While pondering how to improve design education for kids, I’ve been collecting resources that help us do human-centred design.
I’m not here to critique. I’m simply exploring, playing, and wondering how we might make design processes useful, tangible, and fun for kids.
There are 17 resources below, in no particular order. Most are free (for some you need to leave an email address).
Here’s what I have.
Methods available online, organised across three phases: Inspiration, Ideation, and Implementation. Methods also available as book or PDF download in The Field Guide to Human-Centred Design.
51 cards divided into four categories: Learn, Look, Ask, and Try. Available in print and as an iOS app (app is a touch out of date).
Toolkit and workbook aimed at teachers, to help them create better learning environments. Both available as PDF downloads.
Tools to improve libraries through patron-centred design. A toolkit guide, activities workbook, and an at-a-glance guide are available to download.
By IDEO (the four above)
Methods organised across six areas of activity: clarify your goal, build your group, seek new understanding, imagine more ideas, make something real, and plan for action. PDF available.
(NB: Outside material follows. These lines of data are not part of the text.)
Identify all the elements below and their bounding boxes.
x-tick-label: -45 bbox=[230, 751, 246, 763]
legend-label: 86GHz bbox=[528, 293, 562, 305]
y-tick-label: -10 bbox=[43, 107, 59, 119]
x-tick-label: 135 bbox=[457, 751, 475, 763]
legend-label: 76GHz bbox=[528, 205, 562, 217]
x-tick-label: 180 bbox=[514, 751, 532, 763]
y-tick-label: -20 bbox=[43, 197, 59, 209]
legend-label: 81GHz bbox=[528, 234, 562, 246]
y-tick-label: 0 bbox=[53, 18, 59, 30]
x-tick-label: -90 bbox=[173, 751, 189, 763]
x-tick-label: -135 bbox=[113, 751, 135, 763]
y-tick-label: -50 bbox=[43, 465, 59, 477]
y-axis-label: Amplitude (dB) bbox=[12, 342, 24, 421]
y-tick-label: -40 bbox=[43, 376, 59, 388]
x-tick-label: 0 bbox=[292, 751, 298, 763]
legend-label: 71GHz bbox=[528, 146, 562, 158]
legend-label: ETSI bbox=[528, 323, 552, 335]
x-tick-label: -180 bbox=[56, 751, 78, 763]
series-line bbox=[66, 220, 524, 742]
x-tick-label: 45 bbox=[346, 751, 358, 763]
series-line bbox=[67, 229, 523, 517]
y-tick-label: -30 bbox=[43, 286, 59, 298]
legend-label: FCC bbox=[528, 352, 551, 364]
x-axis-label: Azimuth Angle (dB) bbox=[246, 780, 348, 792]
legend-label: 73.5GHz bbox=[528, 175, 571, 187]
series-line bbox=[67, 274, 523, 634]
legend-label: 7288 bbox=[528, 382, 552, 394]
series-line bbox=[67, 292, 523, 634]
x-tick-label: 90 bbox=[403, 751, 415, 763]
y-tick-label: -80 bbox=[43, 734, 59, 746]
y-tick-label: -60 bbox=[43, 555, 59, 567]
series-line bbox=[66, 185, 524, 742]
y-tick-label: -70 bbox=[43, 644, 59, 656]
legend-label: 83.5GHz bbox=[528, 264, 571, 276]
An online resource. Methods and tools are organised into 5 categories: energisers, innovation, self-leadership, action, and team. Human-centred design methods are in the innovation category.
By Hyper Island
Methods to support software development projects, mainly for government. Cards are browsable online, across 4 phases: Discover, Decide, Make, and Validate. PDF templates are available to download, for people to print and make their own set of cards.
Innovating for People: Handbook of Human-Centred Design Methods (this is a book, on Amazon)
Methods are divided into three categories: Looking, Understanding, and Making. Only available as a book. I have a copy if you want a peak.
A selection of service design tools over four phases, known as the “double diamond” design process: Discover, Define, Develop, Deliver. PDF available.
By the Design Council
Design thinking methods across 5 modes: Empathise, Define, Ideate, Prototype, and Test. A Bootcamp Bootleg PDF combines the most used tools.
Update: I modelled my Design Club pilot on the d.school process, outlined in the post, Teaching Design Thinking in primary schools
An online resource of methods, organised across three categories in a continuous loop: Gather Insights, Ideate, Prototype & Test. Users are invited to submit methods, questions, examples, and resources.
Tools for social innovation, organised by job to be done, for example: I want to look ahead, I want to generate new ideas. Available as a PDF and online.
A guide for designing public services, created in collaboration with IDEO, mainly aimed at governments. Available as PDF, contains some worksheets.
By Nesta (the three above — not strictly human-centred design, but tool-like, open, and in the spirit of making things user-centric)
An online resource of tools and techniques across 4 categories: Research, Workshops, Prototypes, UX and service design.
By Adaptive Lab
Broader than human-centred design, the manual covers four service design phases: discovery, alpha, beta, and live phases of service design. Browse guides by topic, such as governance, measurement, and user-centred design. Guides are also organised by role, for example, resources for designers.
This is really about rapid product prototyping, but it has a strong human-centric element, so I’m including it. The sprint lasts five days, and focuses on a phase of activity per day: unpack, sketch, decide, prototype, and test.
I’m considering transferring this list over to a Wiki, or a Trello board, to make it organised and maintainable.